Doença Coronariana e Aterosclerose

O que é aterosclerose e por que ela começa décadas antes dos sintomas

Dra. Marina Maia22 de maio de 20268 min de leitura
Ilustração editorial de corte transversal de uma artéria com placa aterosclerótica

A aterosclerose é, hoje, a principal causa de morte no mundo — e quase sempre é diagnosticada tarde demais. Quando o primeiro sintoma aparece, como dor no peito aos esforços, infarto ou AVC, a doença já se instalou há décadas no interior das artérias. Entender esse processo silencioso é o primeiro passo para mudar o prognóstico.

Apesar de associada à idade avançada, a aterosclerose começa cedo. Estudos de autópsia em adultos jovens e até em adolescentes mostram que estrias gordurosas — o estágio inicial da placa — já estão presentes na maioria das pessoas antes dos 30 anos.

Como a placa se forma

Tudo começa na camada mais interna do vaso, o endotélio. Quando há excesso de colesterol LDL circulando, partículas atravessam o endotélio e se acumulam na parede arterial. O sistema imunológico responde, e células inflamatórias migram para o local, oxidando o LDL e formando as chamadas células espumosas.

Com o tempo, essa inflamação crônica deposita lipídios, cálcio e tecido fibroso, criando a placa aterosclerótica. Ela cresce devagar e, por anos, o vaso compensa o estreitamento. O paciente segue assintomático — mesmo com a doença em progressão ativa.

Por que os sintomas chegam tarde

Sintomas como angina (dor no peito) tipicamente surgem quando a obstrução supera 70% do diâmetro do vaso. Antes disso, o fluxo sanguíneo é suficiente para a demanda em repouso, e o organismo desenvolve circulação colateral.

O problema é que o evento mais grave — o infarto — geralmente não vem da placa mais estreita. Ele vem da ruptura de uma placa instável, frequentemente com obstrução modesta, que expõe seu conteúdo lipídico e dispara a formação súbita de um trombo. Por isso, esperar o sintoma é apostar contra a fisiologia.

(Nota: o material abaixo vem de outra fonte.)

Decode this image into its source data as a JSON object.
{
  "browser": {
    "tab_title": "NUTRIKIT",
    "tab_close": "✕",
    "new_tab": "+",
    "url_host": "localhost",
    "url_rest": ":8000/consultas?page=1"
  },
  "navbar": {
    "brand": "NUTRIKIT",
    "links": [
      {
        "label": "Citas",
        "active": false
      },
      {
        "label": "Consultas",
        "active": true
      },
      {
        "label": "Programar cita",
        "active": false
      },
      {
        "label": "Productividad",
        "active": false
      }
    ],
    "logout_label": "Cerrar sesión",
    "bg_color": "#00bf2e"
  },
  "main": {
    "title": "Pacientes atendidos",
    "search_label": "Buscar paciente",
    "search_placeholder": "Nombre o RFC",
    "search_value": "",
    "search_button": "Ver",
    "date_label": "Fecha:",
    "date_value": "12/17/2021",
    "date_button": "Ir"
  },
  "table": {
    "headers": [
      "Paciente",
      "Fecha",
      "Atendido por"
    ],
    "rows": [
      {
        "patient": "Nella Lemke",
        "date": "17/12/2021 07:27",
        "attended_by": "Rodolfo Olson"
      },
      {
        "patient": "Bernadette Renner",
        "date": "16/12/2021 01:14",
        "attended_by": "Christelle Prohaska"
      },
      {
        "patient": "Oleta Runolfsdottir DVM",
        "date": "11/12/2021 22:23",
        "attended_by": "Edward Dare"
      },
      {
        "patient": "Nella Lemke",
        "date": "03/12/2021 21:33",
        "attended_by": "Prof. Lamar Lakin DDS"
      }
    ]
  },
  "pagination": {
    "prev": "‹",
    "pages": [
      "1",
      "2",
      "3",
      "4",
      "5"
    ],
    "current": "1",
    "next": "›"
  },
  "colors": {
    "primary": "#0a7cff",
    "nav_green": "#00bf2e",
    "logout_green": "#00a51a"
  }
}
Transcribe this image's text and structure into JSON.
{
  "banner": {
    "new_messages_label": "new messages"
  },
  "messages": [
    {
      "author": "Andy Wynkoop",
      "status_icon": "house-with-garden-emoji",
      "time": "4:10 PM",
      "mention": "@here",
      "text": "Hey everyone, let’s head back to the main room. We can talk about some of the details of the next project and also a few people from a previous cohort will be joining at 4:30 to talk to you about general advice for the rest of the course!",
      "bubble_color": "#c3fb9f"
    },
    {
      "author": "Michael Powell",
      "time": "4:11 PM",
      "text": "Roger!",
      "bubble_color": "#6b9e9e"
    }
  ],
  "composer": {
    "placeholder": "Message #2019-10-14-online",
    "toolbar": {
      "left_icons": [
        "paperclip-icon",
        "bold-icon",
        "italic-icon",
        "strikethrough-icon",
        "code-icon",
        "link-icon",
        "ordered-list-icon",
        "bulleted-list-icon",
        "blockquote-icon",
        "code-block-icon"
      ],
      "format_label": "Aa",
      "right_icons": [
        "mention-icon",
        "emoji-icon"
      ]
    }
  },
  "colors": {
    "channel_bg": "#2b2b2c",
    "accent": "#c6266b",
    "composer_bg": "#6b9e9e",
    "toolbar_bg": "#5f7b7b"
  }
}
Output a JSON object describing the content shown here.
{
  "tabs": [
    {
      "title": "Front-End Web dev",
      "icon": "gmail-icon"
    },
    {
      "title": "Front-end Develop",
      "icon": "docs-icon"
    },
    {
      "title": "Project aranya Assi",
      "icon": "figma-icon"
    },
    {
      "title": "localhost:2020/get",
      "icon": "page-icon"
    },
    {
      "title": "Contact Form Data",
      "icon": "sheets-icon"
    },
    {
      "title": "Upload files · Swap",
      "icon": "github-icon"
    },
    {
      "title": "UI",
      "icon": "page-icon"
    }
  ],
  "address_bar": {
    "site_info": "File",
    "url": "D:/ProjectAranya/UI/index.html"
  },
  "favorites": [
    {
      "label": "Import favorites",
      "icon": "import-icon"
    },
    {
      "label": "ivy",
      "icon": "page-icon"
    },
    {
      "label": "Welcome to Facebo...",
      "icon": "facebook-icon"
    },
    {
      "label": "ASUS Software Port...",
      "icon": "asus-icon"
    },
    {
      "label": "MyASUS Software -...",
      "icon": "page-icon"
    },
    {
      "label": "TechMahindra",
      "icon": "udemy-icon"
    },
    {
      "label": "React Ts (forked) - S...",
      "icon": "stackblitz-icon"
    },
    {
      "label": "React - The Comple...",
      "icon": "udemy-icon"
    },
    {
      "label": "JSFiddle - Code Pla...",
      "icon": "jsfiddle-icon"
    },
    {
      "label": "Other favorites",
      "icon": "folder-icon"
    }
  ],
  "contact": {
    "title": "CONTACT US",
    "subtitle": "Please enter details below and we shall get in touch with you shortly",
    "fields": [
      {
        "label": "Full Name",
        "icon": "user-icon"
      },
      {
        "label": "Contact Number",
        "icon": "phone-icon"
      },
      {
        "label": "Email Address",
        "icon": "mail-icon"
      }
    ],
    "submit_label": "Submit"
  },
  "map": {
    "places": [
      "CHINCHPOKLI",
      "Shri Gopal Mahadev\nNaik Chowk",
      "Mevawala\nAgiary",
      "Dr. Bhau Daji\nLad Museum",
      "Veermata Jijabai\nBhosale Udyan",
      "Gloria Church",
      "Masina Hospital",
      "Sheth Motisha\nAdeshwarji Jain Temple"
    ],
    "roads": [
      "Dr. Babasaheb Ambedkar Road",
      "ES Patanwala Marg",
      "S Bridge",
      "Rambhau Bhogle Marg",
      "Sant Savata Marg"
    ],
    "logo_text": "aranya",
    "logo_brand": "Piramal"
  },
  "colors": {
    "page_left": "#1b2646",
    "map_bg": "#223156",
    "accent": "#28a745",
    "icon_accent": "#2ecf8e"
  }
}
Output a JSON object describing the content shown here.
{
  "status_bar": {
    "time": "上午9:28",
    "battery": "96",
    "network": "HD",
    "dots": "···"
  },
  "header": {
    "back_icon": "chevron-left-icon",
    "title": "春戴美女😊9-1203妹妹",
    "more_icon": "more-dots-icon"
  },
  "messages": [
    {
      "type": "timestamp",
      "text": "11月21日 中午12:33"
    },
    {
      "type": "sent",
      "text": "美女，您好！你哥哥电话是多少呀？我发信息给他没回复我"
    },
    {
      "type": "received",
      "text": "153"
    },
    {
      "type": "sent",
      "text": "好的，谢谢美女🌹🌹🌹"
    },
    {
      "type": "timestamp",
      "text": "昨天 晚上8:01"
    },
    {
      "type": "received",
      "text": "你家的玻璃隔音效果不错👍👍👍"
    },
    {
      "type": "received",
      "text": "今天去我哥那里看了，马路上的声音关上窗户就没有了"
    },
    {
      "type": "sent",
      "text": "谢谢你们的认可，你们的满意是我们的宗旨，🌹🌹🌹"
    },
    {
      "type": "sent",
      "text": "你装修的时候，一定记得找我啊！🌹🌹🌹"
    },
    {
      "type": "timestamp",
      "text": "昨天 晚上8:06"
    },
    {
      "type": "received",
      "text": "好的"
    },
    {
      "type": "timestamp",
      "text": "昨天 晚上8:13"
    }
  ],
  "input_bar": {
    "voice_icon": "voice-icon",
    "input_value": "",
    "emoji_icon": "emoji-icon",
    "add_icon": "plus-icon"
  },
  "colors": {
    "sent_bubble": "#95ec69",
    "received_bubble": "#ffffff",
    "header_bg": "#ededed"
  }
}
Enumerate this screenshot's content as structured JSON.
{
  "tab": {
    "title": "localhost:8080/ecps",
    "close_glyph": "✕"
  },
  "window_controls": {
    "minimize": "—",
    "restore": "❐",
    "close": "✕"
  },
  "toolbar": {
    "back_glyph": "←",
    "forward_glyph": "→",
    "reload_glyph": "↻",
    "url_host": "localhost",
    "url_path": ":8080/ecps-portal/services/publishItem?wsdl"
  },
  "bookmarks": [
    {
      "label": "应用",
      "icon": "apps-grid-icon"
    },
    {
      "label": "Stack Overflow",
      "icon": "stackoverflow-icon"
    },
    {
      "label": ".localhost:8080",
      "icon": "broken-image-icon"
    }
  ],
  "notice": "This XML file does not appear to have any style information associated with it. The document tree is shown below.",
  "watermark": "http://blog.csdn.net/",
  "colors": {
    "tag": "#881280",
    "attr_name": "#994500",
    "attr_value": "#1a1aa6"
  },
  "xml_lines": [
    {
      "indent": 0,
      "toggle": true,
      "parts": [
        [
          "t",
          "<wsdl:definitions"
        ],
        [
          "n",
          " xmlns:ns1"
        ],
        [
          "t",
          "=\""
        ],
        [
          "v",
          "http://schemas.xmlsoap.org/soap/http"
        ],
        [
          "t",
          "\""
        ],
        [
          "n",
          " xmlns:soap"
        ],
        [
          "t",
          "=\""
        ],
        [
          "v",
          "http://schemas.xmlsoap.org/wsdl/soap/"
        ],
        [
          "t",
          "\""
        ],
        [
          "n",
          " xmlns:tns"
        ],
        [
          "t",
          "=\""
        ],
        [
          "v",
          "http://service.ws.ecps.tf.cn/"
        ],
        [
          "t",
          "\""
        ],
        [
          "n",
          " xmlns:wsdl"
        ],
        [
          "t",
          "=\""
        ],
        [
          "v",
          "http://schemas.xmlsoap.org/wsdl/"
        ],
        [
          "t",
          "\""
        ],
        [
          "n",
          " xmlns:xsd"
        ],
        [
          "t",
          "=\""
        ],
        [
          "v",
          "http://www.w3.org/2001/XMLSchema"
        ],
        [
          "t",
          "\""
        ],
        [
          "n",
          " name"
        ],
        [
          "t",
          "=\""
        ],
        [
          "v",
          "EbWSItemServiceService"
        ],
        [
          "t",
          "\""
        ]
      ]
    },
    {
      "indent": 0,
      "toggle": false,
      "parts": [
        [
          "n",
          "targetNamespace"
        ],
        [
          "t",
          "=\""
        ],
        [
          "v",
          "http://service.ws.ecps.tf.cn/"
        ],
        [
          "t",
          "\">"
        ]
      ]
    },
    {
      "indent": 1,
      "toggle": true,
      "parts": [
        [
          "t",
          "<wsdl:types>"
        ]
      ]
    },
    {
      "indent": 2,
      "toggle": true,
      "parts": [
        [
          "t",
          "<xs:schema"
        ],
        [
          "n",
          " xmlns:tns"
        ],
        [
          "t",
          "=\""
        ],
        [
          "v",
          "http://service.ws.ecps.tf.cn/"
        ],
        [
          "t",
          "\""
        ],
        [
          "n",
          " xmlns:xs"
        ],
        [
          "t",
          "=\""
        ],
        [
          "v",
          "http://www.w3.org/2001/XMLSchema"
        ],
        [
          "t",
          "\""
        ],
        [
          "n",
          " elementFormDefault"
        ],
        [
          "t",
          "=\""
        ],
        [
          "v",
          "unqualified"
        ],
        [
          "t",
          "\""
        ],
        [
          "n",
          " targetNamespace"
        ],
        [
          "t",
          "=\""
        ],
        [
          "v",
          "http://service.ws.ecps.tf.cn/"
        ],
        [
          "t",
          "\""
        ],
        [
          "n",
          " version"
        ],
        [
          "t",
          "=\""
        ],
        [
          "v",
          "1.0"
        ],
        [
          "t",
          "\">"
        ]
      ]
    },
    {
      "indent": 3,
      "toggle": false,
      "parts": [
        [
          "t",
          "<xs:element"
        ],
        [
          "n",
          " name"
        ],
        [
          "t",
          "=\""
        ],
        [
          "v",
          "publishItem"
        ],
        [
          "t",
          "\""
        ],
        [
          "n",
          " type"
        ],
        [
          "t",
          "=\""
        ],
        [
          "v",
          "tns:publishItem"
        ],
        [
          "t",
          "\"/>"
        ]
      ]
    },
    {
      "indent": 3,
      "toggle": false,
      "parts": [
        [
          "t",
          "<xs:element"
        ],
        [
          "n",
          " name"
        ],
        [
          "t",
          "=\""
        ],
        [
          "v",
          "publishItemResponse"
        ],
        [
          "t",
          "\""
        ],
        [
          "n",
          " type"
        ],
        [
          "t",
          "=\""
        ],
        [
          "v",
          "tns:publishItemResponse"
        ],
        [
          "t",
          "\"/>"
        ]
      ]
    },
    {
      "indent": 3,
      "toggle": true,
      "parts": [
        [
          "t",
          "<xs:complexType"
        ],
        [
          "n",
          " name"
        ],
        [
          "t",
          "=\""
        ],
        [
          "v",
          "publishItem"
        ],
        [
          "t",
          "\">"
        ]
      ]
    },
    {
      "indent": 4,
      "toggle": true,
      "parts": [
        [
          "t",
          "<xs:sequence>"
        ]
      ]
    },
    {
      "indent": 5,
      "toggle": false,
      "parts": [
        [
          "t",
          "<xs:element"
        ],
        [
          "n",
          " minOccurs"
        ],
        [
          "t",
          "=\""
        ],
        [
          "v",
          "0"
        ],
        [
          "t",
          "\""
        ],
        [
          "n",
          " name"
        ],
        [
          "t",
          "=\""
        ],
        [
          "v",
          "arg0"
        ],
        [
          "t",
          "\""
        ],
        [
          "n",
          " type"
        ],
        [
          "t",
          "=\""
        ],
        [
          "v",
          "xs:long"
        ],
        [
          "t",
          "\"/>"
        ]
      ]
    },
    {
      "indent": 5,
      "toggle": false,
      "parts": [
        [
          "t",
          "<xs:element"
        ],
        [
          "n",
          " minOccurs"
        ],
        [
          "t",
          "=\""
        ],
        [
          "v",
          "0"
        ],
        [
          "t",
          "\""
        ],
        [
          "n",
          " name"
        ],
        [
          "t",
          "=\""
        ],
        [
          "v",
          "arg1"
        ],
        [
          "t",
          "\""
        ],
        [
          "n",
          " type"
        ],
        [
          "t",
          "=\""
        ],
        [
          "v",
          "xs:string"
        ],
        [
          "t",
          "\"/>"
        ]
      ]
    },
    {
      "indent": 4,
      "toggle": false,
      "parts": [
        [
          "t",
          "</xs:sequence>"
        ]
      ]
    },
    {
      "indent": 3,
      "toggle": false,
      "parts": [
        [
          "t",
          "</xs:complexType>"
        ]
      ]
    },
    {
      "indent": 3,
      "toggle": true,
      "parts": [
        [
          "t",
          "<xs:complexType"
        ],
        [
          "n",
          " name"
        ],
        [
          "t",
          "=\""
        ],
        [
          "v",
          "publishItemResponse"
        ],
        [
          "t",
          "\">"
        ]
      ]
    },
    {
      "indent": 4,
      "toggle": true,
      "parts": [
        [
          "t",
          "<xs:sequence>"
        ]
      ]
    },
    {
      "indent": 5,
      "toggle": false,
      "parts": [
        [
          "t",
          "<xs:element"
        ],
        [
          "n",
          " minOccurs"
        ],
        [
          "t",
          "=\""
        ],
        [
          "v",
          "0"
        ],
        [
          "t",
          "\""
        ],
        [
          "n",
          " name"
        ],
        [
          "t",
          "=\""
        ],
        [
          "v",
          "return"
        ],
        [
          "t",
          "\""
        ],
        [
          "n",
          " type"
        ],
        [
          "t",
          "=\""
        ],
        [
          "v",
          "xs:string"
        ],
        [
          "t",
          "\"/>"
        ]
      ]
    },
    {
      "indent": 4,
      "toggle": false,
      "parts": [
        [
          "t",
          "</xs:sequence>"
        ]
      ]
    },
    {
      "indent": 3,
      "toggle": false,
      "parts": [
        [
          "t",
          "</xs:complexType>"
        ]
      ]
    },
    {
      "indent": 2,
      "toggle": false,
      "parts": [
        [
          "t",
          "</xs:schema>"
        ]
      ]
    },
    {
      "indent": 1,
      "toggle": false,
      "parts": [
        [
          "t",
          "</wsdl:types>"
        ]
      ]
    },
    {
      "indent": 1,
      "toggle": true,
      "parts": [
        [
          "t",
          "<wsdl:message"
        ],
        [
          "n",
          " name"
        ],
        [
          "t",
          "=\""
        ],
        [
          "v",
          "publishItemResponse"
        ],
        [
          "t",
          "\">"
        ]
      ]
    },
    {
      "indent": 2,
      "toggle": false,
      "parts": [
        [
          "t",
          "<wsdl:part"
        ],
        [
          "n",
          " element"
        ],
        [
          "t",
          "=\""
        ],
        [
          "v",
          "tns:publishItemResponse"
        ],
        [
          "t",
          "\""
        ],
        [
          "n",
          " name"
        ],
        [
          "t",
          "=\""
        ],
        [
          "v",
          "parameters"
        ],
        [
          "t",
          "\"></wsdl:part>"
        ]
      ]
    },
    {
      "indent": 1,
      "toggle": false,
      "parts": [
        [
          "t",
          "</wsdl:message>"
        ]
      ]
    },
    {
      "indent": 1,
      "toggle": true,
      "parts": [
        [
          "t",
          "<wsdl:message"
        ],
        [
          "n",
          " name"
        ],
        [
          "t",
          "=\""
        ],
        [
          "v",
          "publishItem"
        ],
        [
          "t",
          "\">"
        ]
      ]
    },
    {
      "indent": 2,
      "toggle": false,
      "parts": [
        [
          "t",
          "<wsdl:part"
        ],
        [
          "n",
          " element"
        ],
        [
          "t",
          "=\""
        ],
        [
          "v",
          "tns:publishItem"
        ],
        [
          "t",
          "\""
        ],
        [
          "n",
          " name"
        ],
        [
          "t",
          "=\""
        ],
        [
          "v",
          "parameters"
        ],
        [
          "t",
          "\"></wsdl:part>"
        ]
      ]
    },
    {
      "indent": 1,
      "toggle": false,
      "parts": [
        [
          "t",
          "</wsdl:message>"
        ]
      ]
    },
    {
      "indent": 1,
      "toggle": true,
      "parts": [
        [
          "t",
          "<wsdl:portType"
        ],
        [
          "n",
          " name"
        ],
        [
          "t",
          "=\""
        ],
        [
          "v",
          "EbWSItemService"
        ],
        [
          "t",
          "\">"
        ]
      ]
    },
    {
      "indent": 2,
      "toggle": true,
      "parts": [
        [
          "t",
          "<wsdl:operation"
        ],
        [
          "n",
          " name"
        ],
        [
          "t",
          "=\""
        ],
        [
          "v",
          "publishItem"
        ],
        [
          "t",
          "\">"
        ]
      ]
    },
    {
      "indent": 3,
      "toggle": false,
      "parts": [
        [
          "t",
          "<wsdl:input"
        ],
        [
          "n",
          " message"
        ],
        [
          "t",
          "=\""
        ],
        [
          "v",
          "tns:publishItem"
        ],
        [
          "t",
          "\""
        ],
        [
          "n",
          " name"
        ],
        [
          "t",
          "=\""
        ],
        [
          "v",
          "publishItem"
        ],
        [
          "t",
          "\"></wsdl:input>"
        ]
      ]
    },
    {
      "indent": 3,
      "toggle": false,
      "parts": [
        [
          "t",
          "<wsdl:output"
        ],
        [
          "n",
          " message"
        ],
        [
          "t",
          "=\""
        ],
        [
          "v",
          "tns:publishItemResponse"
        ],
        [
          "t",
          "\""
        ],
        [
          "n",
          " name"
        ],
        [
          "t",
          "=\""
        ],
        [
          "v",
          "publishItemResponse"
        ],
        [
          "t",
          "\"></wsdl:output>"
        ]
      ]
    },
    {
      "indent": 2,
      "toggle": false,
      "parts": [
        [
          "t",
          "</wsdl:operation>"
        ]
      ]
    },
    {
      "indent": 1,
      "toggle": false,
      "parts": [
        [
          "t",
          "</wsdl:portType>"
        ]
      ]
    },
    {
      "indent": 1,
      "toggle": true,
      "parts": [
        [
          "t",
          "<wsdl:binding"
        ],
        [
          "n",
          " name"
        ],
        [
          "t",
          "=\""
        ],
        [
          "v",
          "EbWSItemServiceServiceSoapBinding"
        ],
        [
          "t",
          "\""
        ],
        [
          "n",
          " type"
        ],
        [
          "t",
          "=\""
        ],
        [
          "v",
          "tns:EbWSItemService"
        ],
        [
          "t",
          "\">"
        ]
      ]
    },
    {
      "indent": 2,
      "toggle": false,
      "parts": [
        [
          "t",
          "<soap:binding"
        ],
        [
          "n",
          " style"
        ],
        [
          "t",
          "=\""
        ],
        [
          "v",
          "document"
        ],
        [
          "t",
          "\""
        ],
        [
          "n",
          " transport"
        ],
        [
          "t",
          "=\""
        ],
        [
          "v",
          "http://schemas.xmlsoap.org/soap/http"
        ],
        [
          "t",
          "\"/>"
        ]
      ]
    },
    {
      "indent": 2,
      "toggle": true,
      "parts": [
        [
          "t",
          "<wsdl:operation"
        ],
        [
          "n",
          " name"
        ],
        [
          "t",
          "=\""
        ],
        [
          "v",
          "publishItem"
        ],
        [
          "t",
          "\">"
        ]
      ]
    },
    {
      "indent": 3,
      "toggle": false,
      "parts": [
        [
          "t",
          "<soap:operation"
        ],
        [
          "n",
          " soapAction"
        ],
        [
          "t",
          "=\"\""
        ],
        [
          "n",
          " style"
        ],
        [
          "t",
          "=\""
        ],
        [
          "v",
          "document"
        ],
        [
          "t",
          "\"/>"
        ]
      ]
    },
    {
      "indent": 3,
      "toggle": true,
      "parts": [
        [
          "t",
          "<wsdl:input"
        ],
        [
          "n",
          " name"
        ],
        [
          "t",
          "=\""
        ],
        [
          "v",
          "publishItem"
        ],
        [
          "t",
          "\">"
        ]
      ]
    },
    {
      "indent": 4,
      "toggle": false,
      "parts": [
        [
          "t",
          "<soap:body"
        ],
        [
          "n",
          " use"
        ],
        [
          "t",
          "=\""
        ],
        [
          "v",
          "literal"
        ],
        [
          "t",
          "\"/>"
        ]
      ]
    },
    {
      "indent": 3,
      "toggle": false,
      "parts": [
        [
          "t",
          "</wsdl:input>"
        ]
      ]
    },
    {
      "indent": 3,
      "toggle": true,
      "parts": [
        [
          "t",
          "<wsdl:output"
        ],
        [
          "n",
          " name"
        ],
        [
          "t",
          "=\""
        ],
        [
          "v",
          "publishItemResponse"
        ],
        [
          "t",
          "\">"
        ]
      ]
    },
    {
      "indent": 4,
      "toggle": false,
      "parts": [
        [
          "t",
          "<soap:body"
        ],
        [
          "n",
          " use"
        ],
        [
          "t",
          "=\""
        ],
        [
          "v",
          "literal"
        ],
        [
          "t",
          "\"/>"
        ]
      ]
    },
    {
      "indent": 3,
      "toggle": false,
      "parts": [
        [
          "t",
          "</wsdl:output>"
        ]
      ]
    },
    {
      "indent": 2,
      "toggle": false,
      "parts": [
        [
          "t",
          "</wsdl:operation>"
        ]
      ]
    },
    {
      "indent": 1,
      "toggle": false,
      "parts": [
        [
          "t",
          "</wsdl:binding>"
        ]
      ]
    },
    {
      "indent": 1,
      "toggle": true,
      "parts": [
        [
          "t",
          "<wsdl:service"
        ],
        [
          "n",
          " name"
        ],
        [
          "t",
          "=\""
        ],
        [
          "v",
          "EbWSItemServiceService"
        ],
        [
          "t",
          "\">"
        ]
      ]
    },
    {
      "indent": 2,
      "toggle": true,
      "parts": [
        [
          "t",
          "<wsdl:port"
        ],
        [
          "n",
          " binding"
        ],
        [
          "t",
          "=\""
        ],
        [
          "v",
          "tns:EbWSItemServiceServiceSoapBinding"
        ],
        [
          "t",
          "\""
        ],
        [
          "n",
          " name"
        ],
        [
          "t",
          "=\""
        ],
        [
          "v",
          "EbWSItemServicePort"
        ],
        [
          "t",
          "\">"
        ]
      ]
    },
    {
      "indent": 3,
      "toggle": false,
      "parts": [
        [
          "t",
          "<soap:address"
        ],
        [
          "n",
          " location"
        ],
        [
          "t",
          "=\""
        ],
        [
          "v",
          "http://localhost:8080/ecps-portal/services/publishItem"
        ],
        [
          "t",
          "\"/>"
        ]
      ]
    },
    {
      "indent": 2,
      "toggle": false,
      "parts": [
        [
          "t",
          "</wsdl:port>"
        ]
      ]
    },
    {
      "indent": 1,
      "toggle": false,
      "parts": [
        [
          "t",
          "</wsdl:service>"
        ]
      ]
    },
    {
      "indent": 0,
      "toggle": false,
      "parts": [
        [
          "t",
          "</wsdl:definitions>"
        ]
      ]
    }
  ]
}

Os fatores de risco que aceleram o processo

Colesterol LDL elevado, hipertensão arterial, tabagismo, diabetes, obesidade abdominal, sedentarismo e histórico familiar de doença coronariana precoce são os principais aceleradores. Cada um deles age sobre o endotélio e sobre o ambiente inflamatório das artérias.

O LDL merece destaque: a relação entre seus níveis cumulativos ao longo da vida e o risco de eventos cardiovasculares é causal e dose-dependente. Quanto mais cedo e mais baixo se controla o LDL, menor o risco final.

O que muda com a prevenção precoce

Identificar risco cardiovascular ainda na faixa dos 30 ou 40 anos permite intervir quando a placa é menor, mais estável e mais responsiva ao tratamento. Mudanças de estilo de vida, controle pressórico, manejo do colesterol e, quando indicado, terapia farmacológica reduzem de forma significativa eventos futuros.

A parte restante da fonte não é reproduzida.